Figure 10 shows Raman spectra taken along the middle vertical, starting from a cell above the absorber’s center of deposition, down to the bottom of the library. Each spectrum in Figure 10 is marked by its vertical index, and is also correlated with the cell’s selected symbol according to Figure 9a. In Figure S3 in the Supporting Information all apparent Raman peak positions of CuO, Cu4O3, Cu2O,[42,84,85] and crystalline anatase TiO2[86,87] were marked on an additional representation of the same data, shown there with no offset between the spectra, and on a logarithmic intensity scale. From both Raman figures, the verticals that are eventually shown in Figure 10 were selected since they provided a unique indication for each of the four dominant marked materials, residing in the library, in locations that show minimum convolution into other peaks. That is, the verticals in Figure 10 cross only spectra that show a signal for the material they represent. Thus from both Raman figures one can conclude the following: (a) The presence of Cu2O along the vertical cross-section is clear. Even when the Cu2O signal diminishes, as the absorber layer gets thinner, its presence is clearly observed in the logarithmic representation. (b) The Cu4O3 and CuO (unlike the Cu2O) are only found in the first 7 and first 6 cells, respectively, counting from the topmost cell along the line. (c) The strongest signal of the CuO is in the center of deposition, spectra taken at 10 and 15 mm from the top, and the Cu2O seems to relatively decrease when the CuO and Cu4O3 increase. (d) The TiO2 signal diminishes as the absorber layer becomes thicker than the penetration depth of the Raman laser beam.

Figure 10

Raman spectra taken along a vertical line in the center of the library (column 7). The spectra are labeled by their vertical positions in the library (y), and with symbols (right side) that are taken from Figure 9a by their position, suggesting a correlation between composition and bandgap.
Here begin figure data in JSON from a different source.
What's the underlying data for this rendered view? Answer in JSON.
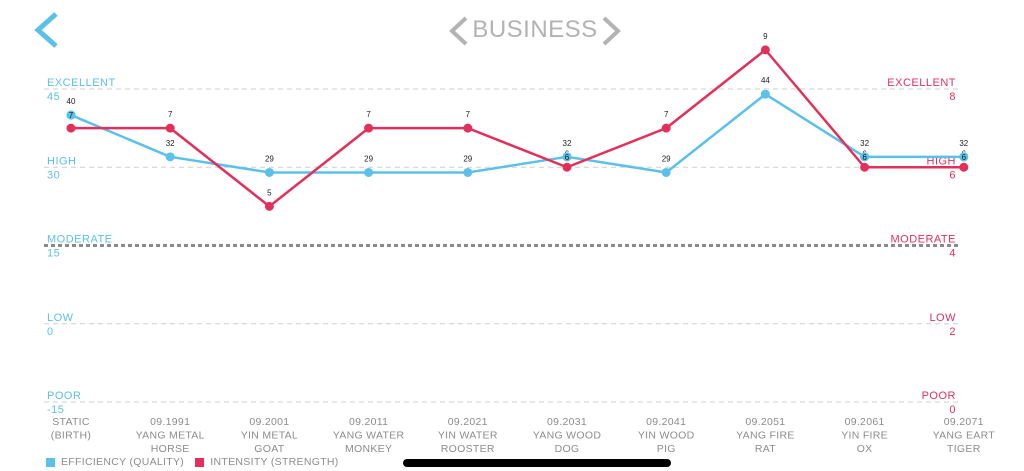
{
  "header": {
    "title": "BUSINESS"
  },
  "icons": {
    "back": "chevron-left-icon",
    "prev": "chevron-left-icon",
    "next": "chevron-right-icon"
  },
  "colors": {
    "efficiency": "#5bc0ea",
    "intensity": "#e3305a",
    "nav": "#b3b3b3",
    "back": "#5bc0ea"
  },
  "chart_data": {
    "type": "line",
    "categories": [
      [
        "STATIC",
        "(BIRTH)"
      ],
      [
        "09.1991",
        "YANG METAL",
        "HORSE"
      ],
      [
        "09.2001",
        "YIN METAL",
        "GOAT"
      ],
      [
        "09.2011",
        "YANG WATER",
        "MONKEY"
      ],
      [
        "09.2021",
        "YIN WATER",
        "ROOSTER"
      ],
      [
        "09.2031",
        "YANG WOOD",
        "DOG"
      ],
      [
        "09.2041",
        "YIN WOOD",
        "PIG"
      ],
      [
        "09.2051",
        "YANG FIRE",
        "RAT"
      ],
      [
        "09.2061",
        "YIN FIRE",
        "OX"
      ],
      [
        "09.2071",
        "YANG EART",
        "TIGER"
      ]
    ],
    "series": [
      {
        "name": "EFFICIENCY (QUALITY)",
        "axis": "left",
        "color": "#5bc0ea",
        "values": [
          40,
          32,
          29,
          29,
          29,
          32,
          29,
          44,
          32,
          32
        ]
      },
      {
        "name": "INTENSITY (STRENGTH)",
        "axis": "right",
        "color": "#e3305a",
        "values": [
          7,
          7,
          5,
          7,
          7,
          6,
          7,
          9,
          6,
          6
        ]
      }
    ],
    "point_badges": [
      {
        "index": 0,
        "text": "7"
      },
      {
        "index": 5,
        "text": "6"
      },
      {
        "index": 8,
        "text": "6"
      },
      {
        "index": 9,
        "text": "6"
      }
    ],
    "left_axis": {
      "ylim": [
        -15,
        45
      ],
      "ticks": [
        {
          "value": 45,
          "label": "EXCELLENT",
          "text": "45"
        },
        {
          "value": 30,
          "label": "HIGH",
          "text": "30"
        },
        {
          "value": 15,
          "label": "MODERATE",
          "text": "15"
        },
        {
          "value": 0,
          "label": "LOW",
          "text": "0"
        },
        {
          "value": -15,
          "label": "POOR",
          "text": "-15"
        }
      ]
    },
    "right_axis": {
      "ylim": [
        0,
        8
      ],
      "ticks": [
        {
          "value": 8,
          "label": "EXCELLENT",
          "text": "8"
        },
        {
          "value": 6,
          "label": "HIGH",
          "text": "6"
        },
        {
          "value": 4,
          "label": "MODERATE",
          "text": "4"
        },
        {
          "value": 2,
          "label": "LOW",
          "text": "2"
        },
        {
          "value": 0,
          "label": "POOR",
          "text": "0"
        }
      ]
    },
    "highlight_level": "MODERATE",
    "grid": true,
    "legend_position": "bottom-left"
  }
}
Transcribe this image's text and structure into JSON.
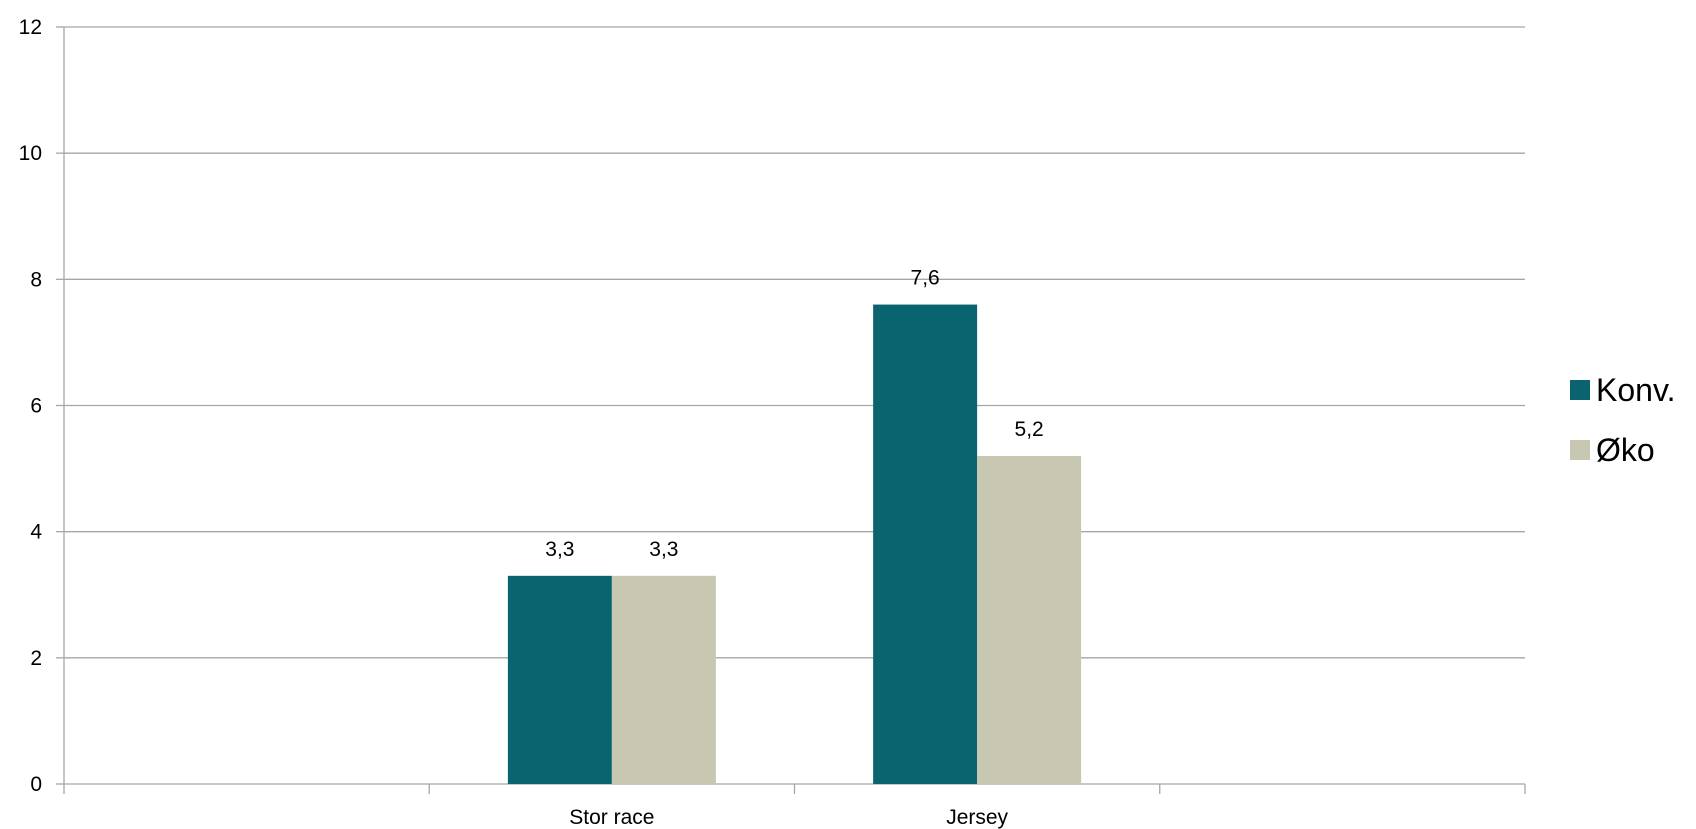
{
  "chart_data": {
    "type": "bar",
    "categories": [
      "",
      "Stor race",
      "Jersey",
      ""
    ],
    "series": [
      {
        "name": "Konv.",
        "values": [
          null,
          3.3,
          7.6,
          null
        ],
        "labels": [
          "",
          "3,3",
          "7,6",
          ""
        ],
        "color": "#0a6470"
      },
      {
        "name": "Øko",
        "values": [
          null,
          3.3,
          5.2,
          null
        ],
        "labels": [
          "",
          "3,3",
          "5,2",
          ""
        ],
        "color": "#c8c7b1"
      }
    ],
    "yticks": [
      0,
      2,
      4,
      6,
      8,
      10,
      12
    ],
    "ytick_labels": [
      "0",
      "2",
      "4",
      "6",
      "8",
      "10",
      "12"
    ],
    "ylim": [
      0,
      12
    ],
    "grid": true,
    "grid_color": "#a6a6a6",
    "legend_position": "right"
  }
}
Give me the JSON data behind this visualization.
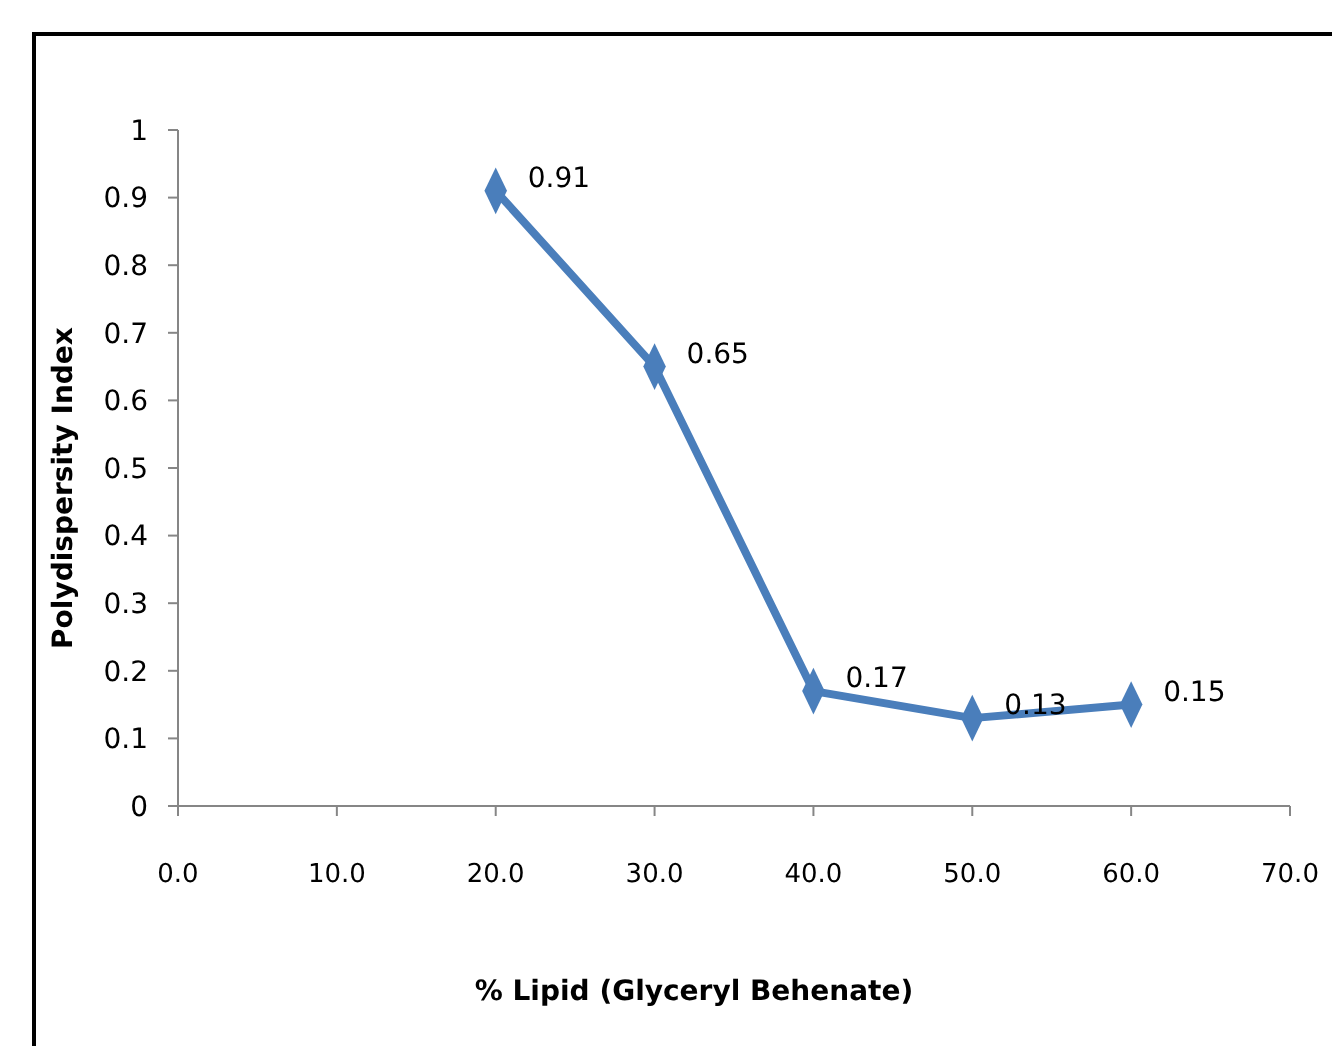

The tags (CuO, Cu4O3, Cu2O, and TiO2) are unique Raman shifts for each of the materials. The lines cross only spectra that show a peak for a particular material, indicating the presence of Cu2O in all cells, CuO only in the center of deposition, Cu4O3 in a larger area around the center of deposition, and finally the disappearance of the underlying TiO2 underneath the thicker absorber layer. Refer to Figure S3 in the Supporting Information for a detailed representation of the Raman data.

The Raman results suggest that the absorber is a mixture of copper oxide compounds. Combined with the bandgap analysis, these results strengthen the observation that a qualitative compositional analysis, based on the Raman spectra, can be generalized to the groups in Figure 9. In other words, if the composition dictates the resulting observed bandgap, it can be assumed that the bandgap can represent the composition. This correlation is summarized in Table 2. Thus if we examine the groups again, we can conclude at this stage that cells resulting in a bandgap between 1.6 and 1.68 eV, with relatively low absorption coefficient values, are rich in the CuO phase, but still contain some Cu4O3 and Cu2O. On the other side of the library, cells with bandgap values between 2.38 and 2.57 eV, and with the highest absorption coefficient values, are composed almost entirely of a Cu2O phase. Between the two extremes there are three intermediate groups: one with no CuO and low presence of Cu4O3, with bandgaps ranging between 2.13 and 2.37 eV. Another, with no CuO and a higher presence of Cu4O3, and resulting bandgaps ranging between 2.04 and 2.12 eV. The last group, with a low presence of CuO, and a relatively high presence of the other two copper oxide compounds, have a resulting bandgap range between 1.69 and 2.03 eV.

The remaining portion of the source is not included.